Well, she has a point. It does make the book something of a bait-and-switch, though, as some have complained and she has admitted more than once. But there is a good reason that Stewart Brand is still very much on her side, and it's not just that she has let his protégé have lab space to work on reviving the passenger pigeon.
Shapiro is conceptualizing a much more subtle, and potentially dangerous, concept than merely putting a mammoth in a zoo.
I argue that … the birth of an animal that is capable, thanks to resurrected mammoth DNA, of living where a mammoth once lived and acting, within that environment, like a mammoth would have acted — is a successful de-extinction, even if the genome of this animal is decidedly more elephant-like.

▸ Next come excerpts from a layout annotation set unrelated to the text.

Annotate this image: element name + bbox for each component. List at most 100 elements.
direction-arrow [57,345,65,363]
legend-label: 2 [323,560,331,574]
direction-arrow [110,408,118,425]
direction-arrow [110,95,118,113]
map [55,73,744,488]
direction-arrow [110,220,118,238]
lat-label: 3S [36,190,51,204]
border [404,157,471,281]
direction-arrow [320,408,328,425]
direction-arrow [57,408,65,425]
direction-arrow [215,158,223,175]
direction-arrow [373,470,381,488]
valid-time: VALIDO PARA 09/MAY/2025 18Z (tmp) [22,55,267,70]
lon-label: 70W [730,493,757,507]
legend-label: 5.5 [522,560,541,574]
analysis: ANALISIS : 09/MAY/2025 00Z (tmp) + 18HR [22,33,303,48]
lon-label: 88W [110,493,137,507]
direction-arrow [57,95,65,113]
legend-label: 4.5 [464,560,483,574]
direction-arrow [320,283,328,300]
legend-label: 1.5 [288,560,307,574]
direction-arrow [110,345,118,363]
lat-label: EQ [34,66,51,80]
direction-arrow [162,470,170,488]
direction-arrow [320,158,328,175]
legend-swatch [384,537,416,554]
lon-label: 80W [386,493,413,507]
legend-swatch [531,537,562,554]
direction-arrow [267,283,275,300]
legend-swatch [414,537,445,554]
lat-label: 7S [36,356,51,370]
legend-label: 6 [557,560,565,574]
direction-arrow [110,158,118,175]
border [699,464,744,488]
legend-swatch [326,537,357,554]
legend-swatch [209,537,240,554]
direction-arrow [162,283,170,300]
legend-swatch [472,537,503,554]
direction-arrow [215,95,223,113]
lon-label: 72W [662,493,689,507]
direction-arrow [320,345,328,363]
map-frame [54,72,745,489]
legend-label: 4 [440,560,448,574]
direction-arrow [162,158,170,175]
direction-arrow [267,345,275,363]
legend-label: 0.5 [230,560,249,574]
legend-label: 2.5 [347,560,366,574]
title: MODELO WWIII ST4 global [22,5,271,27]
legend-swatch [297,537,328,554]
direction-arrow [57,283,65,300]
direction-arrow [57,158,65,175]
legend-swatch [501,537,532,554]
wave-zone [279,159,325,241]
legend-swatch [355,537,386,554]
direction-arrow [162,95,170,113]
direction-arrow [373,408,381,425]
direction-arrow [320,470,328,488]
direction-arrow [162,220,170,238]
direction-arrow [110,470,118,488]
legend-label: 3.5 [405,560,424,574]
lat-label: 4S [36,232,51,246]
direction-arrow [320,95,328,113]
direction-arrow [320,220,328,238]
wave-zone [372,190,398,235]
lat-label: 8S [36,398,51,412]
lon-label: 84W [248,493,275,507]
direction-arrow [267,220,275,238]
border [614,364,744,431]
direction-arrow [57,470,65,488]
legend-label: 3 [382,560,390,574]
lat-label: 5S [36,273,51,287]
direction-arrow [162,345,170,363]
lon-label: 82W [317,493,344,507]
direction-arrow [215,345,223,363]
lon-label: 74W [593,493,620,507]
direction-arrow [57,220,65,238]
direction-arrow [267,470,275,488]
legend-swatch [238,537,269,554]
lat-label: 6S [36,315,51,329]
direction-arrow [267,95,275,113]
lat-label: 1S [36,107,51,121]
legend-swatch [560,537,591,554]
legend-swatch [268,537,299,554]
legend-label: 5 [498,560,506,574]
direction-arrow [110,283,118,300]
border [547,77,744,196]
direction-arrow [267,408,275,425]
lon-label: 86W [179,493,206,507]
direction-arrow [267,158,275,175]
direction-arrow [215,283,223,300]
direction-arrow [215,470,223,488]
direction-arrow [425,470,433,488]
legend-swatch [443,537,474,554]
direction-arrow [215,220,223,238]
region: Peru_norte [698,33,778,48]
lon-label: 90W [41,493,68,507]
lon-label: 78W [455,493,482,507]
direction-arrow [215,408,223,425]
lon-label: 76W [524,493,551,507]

She is hoping to see what are admittedly novel creatures — for instance, "cold-tolerant Asian elephants" — not just fill ecological niches but change entire ecologies, for instance to "lower the temperature of the soil and slow the release of greenhouse gases trapped within it." In her view:
De-extinction is a markedly different approach to planning for and coping with future environmental change than any other strategy that we, as a society, have devised. It will reframe our possibilities.

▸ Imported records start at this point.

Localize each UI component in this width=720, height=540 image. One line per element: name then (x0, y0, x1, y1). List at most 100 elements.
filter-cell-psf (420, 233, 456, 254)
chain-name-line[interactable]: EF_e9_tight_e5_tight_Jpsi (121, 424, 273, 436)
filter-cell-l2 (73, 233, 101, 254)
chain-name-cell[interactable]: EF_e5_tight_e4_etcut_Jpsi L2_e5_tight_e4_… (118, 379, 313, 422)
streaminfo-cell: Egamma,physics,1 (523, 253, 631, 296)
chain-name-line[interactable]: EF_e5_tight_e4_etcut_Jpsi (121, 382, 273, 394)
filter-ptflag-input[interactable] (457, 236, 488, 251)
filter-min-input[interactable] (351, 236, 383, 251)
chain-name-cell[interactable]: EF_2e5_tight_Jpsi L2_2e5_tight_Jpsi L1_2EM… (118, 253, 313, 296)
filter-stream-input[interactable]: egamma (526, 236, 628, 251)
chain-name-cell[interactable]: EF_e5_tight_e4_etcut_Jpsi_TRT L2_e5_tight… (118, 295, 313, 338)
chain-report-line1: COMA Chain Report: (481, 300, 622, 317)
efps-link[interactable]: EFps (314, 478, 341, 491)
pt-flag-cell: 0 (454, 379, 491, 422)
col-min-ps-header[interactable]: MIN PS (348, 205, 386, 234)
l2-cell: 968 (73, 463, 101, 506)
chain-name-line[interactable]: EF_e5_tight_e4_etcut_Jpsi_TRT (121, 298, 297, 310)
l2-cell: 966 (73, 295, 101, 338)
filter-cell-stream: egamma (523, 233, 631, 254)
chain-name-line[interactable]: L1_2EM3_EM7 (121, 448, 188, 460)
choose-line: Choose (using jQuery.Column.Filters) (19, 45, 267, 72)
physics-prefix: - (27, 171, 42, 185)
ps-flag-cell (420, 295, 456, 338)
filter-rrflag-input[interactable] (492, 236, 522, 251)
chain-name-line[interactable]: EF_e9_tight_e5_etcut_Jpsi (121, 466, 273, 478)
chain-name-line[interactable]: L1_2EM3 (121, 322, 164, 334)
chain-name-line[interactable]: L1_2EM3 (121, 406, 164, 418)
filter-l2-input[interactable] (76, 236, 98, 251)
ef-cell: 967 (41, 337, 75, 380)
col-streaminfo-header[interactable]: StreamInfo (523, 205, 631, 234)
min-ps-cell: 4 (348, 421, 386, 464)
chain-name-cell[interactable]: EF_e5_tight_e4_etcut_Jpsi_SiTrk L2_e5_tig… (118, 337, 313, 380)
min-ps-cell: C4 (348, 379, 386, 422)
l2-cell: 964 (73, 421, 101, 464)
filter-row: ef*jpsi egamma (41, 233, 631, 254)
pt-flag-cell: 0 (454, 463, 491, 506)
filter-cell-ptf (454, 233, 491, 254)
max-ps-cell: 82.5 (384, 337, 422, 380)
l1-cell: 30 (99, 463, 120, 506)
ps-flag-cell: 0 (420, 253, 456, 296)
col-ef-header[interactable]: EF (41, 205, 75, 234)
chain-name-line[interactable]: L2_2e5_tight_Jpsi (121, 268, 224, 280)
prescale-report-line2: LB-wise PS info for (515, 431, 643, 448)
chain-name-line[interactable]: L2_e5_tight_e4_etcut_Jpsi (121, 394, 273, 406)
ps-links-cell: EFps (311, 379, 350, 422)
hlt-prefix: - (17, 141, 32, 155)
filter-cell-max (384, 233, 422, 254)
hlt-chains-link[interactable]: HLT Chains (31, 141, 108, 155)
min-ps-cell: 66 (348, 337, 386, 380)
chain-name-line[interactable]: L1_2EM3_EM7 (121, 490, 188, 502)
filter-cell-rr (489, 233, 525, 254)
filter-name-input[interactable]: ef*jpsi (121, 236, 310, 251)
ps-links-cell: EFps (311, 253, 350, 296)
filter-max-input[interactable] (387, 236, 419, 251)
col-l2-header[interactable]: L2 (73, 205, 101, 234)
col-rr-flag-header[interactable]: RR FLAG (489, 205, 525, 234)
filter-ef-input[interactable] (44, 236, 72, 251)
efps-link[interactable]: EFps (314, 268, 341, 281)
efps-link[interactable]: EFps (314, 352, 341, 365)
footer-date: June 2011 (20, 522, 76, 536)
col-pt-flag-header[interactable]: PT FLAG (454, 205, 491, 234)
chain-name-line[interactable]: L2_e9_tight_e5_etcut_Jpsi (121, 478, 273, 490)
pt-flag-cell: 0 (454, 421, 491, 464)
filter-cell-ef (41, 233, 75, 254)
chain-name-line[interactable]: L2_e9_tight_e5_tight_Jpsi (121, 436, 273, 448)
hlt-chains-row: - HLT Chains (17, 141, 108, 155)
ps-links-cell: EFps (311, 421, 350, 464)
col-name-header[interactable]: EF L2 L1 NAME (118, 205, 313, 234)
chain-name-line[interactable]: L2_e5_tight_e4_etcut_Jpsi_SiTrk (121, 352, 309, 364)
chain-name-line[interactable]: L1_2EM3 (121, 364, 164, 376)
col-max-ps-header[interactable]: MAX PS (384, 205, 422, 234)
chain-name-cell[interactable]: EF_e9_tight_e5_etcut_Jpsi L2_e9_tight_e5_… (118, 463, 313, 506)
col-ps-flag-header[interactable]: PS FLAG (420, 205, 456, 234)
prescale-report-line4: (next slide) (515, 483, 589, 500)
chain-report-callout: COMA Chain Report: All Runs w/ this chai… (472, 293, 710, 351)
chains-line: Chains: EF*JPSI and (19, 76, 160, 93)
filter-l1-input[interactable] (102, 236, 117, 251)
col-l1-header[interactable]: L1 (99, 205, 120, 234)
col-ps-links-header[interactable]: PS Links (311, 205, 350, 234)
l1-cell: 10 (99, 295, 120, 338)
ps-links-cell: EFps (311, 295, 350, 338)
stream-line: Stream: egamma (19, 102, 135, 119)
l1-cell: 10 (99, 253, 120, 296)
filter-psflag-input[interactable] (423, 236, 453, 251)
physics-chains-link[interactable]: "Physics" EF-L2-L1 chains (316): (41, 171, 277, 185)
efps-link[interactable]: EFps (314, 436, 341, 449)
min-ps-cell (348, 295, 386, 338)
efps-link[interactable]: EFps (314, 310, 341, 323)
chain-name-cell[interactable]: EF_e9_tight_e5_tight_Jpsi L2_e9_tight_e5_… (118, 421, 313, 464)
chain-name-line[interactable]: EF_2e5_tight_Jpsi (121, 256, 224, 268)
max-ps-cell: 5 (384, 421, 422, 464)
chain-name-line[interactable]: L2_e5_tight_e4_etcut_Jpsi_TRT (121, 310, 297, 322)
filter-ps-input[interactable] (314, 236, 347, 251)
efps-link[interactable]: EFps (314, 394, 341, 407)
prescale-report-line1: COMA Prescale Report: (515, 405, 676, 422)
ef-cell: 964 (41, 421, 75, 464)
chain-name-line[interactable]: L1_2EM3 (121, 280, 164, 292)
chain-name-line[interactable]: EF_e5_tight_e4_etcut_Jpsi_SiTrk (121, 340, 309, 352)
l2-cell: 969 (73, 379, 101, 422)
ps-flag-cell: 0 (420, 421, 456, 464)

That is precisely why environmentalists should be wary of these technologies. As a species, we are busily making irreversible changes to the world in which we live. We already know for certain that we have made and probably will continue to make big mistakes. At the very least, plans to deliberately re-engineer ecosystems should be subjected to broad public consultation and strict regulatory oversight. And we should be asking ourselves whether we really want to turn the entire world into Anthropocene Park.